No one is going to advise anything other than cutting off the OM immediately, because it is the only sensible thing to do. If you feel the need to tell him anything, you could tell him that your family is your priority and you need him out of the picture so you can focus on it.
But stopping contact with OM is only part of it. Even if you did that this minute, the issues that have caused you to pursue this relationship will still be there, and you could find yourself dallying with someone else in time.
Your posts sound to me as though you are thinking about this situation (and perhaps your life more generally) in a very binary way: safe vs exciting; rollercoaster vs rut; passion vs complacency.
Relationships do change over time and the initial rush fades, but life does not have to be either madly high risk or entirely grey.
Can I suggest you shake things up a bit, particularly if as you say, you are working up to cutting contact with OM? By that I mean you don't have to do anything as you have always done it. Free yourself to change anything and everything. Put OM on the back burner (you needn't delete him, but don't contact him) and really concentrate on your family life. You will be amazed how refreshing it can feel to make changes and use the ability you have to make choices in a positive way. Start talking about hopes and dreams with your DH, with your children. Seduce your DH instead of the OM.

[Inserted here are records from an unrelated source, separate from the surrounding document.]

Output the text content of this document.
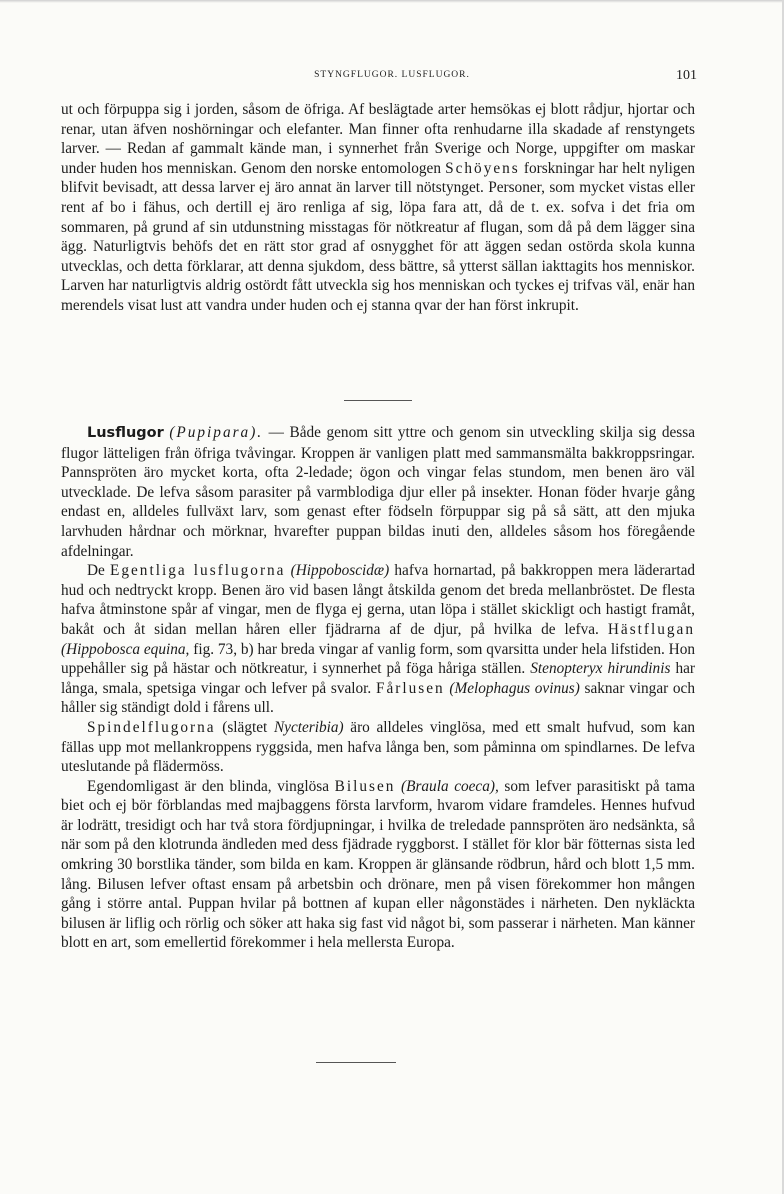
STYNGFLUGOR. LUSFLUGOR.	101

ut och förpuppa sig i jorden, såsom de öfriga. Af beslägtade arter hemsökas ej blott rådjur, hjortar och renar, utan äfven noshörningar och elefanter. Man finner ofta renhudarne illa skadade af renstyngets larver. — Redan af gammalt kände man, i synnerhet från Sverige och Norge, uppgifter om maskar under huden hos menniskan. Genom den norske entomologen Schöyens forskningar har helt nyligen blifvit bevisadt, att dessa larver ej äro annat än larver till nötstynget. Personer, som mycket vistas eller rent af bo i fähus, och dertill ej äro renliga af sig, löpa fara att, då de t. ex. sofva i det fria om sommaren, på grund af sin utdunstning misstagas för nötkreatur af flugan, som då på dem lägger sina ägg. Naturligtvis behöfs det en rätt stor grad af osnygghet för att äggen sedan ostörda skola kunna utvecklas, och detta förklarar, att denna sjukdom, dess bättre, så ytterst sällan iakttagits hos menniskor. Larven har naturligtvis aldrig ostördt fått utveckla sig hos menniskan och tyckes ej trifvas väl, enär han merendels visat lust att vandra under huden och ej stanna qvar der han först inkrupit.

Lusflugor (Pupipara). — Både genom sitt yttre och genom sin utveckling skilja sig dessa flugor lätteligen från öfriga tvåvingar. Kroppen är vanligen platt med sammansmälta bakkroppsringar. Pannspröten äro mycket korta, ofta 2-ledade; ögon och vingar felas stundom, men benen äro väl utvecklade. De lefva såsom parasiter på varmblodiga djur eller på insekter. Honan föder hvarje gång endast en, alldeles fullväxt larv, som genast efter födseln förpuppar sig på så sätt, att den mjuka larvhuden hårdnar och mörknar, hvarefter puppan bildas inuti den, alldeles såsom hos föregående afdelningar.

De Egentliga lusflugorna (Hippoboscidæ) hafva hornartad, på bakkroppen mera läderartad hud och nedtryckt kropp. Benen äro vid basen långt åtskilda genom det breda mellanbröstet. De flesta hafva åtminstone spår af vingar, men de flyga ej gerna, utan löpa i stället skickligt och hastigt framåt, bakåt och åt sidan mellan håren eller fjädrarna af de djur, på hvilka de lefva. Hästflugan (Hippobosca equina, fig. 73, b) har breda vingar af vanlig form, som qvarsitta under hela lifstiden. Hon uppehåller sig på hästar och nötkreatur, i synnerhet på föga håriga ställen. Stenopteryx hirundinis har långa, smala, spetsiga vingar och lefver på svalor. Fårlusen (Melophagus ovinus) saknar vingar och håller sig ständigt dold i fårens ull.

Spindelflugorna (slägtet Nycteribia) äro alldeles vinglösa, med ett smalt hufvud, som kan fällas upp mot mellankroppens ryggsida, men hafva långa ben, som påminna om spindlarnes. De lefva uteslutande på flädermöss.

Egendomligast är den blinda, vinglösa Bilusen (Braula coeca), som lefver parasitiskt på tama biet och ej bör förblandas med majbaggens första larvform, hvarom vidare framdeles. Hennes hufvud är lodrätt, tresidigt och har två stora fördjupningar, i hvilka de treledade pannspröten äro nedsänkta, så när som på den klotrunda ändleden med dess fjädrade ryggborst. I stället för klor bär fötternas sista led omkring 30 borstlika tänder, som bilda en kam. Kroppen är glänsande rödbrun, hård och blott 1,5 mm. lång. Bilusen lefver oftast ensam på arbetsbin och drönare, men på visen förekommer hon mången gång i större antal. Puppan hvilar på bottnen af kupan eller någonstädes i närheten. Den nykläckta bilusen är liflig och rörlig och söker att haka sig fast vid något bi, som passerar i närheten. Man känner blott en art, som emellertid förekommer i hela mellersta Europa.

Your mentions of two things struck a chord; past bad relationships, and living in a fantasy world. Ditto. And I found that the bad relationships (sneaking around, will he won't he? is it on or is it over? shall we see each other, is he angry, is he cheating? etc.) had effectively trained me to associate 'love' with an extreme adrenaline rush that was more akin to anxiety. If it wasn't a cortisol overload, it wasn't real. The sort of sweet kindness of nice blokes who really liked me made me uneasy. I know now I had low self-esteem and was terrified of real intimacy.
And the fantasy-also tied in with low self-esteem. I had a completely unrealistic picture of the sort of amazing heroine I had to be in order to have worth. Black and white thinking again- you're either Susan Sonntag meets Wonderwoman meets Rosa Parkes meets Jessica Ennis-Hill, or you're nobody. If the men you meet don't sweep you off your feet in some impulsive way, you must be rubbish. Worthless.
If this rings any bells for you, then please seriously consider seeing a therapist to untangle this. You've got a lot to lose if you carry on down your current path.